I laughed but before I could agree with the hairdressers that she was crazy, she said,
‘What’s the world for if you can’t make it up the way you want it?’
‘The way I want it?’
‘Yeah. The way you want it. Don’t you want it to be something more than what it is?’
‘What’s the point? I can’t change it.’
‘That’s the point. If you don’t, it will change you and it’ll be your fault cause you let it. I let it. And messed up my life.’
‘Messed it up how?’
‘Forgot it.’
‘Forgot?’
‘Forgot it was mine. My life. I just ran up and down the streets wishing I was somebody else.’
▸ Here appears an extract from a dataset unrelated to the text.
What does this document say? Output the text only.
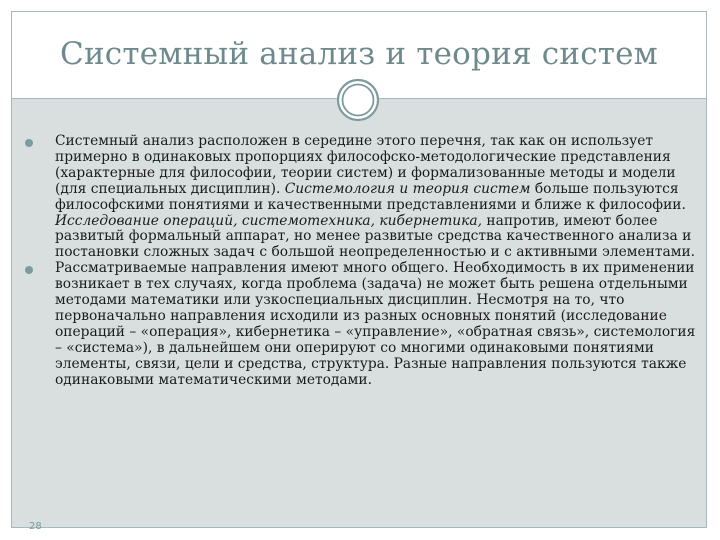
Системный анализ и теория систем
Системный анализ расположен в середине этого перечня, так как он использует примерно в одинаковых пропорциях философско-методологические представления (характерные для философии, теории систем) и формализованные методы и модели (для специальных дисциплин). Системология и теория систем больше пользуются философскими понятиями и качественными представлениями и ближе к философии. Исследование операций, системотехника, кибернетика, напротив, имеют более развитый формальный аппарат, но менее развитые средства качественного анализа и постановки сложных задач с большой неопределенностью и с активными элементами.
Рассматриваемые направления имеют много общего. Необходимость в их применении возникает в тех случаях, когда проблема (задача) не может быть решена отдельными методами математики или узкоспециальных дисциплин. Несмотря на то, что первоначально направления исходили из разных основных понятий (исследование операций – «операция», кибернетика – «управление», «обратная связь», системология – «система»), в дальнейшем они оперируют со многими одинаковыми понятиями элементы, связи, цели и средства, структура. Разные направления пользуются также одинаковыми математическими методами.
28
‘Who? Who’d you want to be?’
‘Not who so much as what. White. Light. Young again.’
‘Now you don’t?’
‘Now I want to be the woman my mother didn’t stay around long enough to see. That one. The one she would have liked and the one I used to like before…. My grandmother fed me stories about a little blond child. He was a boy, but I thought of him as a girl sometimes, as a brother, sometimes as a boyfriend. He lived inside my mind. Quiet as a mole. But I didn’t know it till I got here. The two of us. Had to get rid of it.’
She talked like that. But I understood what she meant. About having another you inside that isn’t anything like you. [My friend] and I used to make up love scenes and describe them to each other. It was fun and a little smutty. Something about it bothered me, though. Not the loving stuff, but the picture I had of myself when I did it. Nothing like me. I saw myself as somebody I’d seen in a picture show or a magazine. Then it would work. If I pictured myself the way I am it seemed wrong.
‘How did you get rid of her?’
‘Killed her. Then I killed the me that killed her.’
‘Who’s left?’
‘Me.’
This drove me to accept myself as who I am to enjoy life instead of chasing some actualised image of myself. It's easy for me to want things and to chalk up my shortcomings to unfavorable conditions. I imagine myself as someone else accomplishing the things I always wanted; but the person in these imaginations isn't a truthful version of me. I've always been shunned and small; I've always been insignificant, dreaming of a great role in the world.
Now while that's harsh, it is the truth--but here comes the consolation: you can spend your youth on changing yourself to fulfill the fantasy of who you want to be, but Violet is advising you not to. In Violet's case this was
white, light, and young again, but that ship has sailed and Violet wasted her life trying to be something that was impossible. She's a bit of a bitter old woman with a lot of baggage and regret. This led me to think about my relatives, many of them alcoholic, most of them deeply depressed and unhappy, not at all unlike Violet. The contrast between what you want and what's expected of you is enormous, and the dreams we have tend to be internalised expectations about our lives rather than realistic versions of ourselves as happy, functional and decent human beings. By resolving to change the world instead of herself Violet doesn't exculpate herself from responsibility for a good life (she owns up to it:
I messed up my own life), but she acknowledges herself as she is instead focusing her efforts outward rather than inward; on other people rather than herself. This way she can remain young and light, or at least could have but now she must suffice as she is with all the mistakes she's made in life.
That's more or less my take on it. The way this hit me was massive, I can't fully do it justice how profound a change it made in me.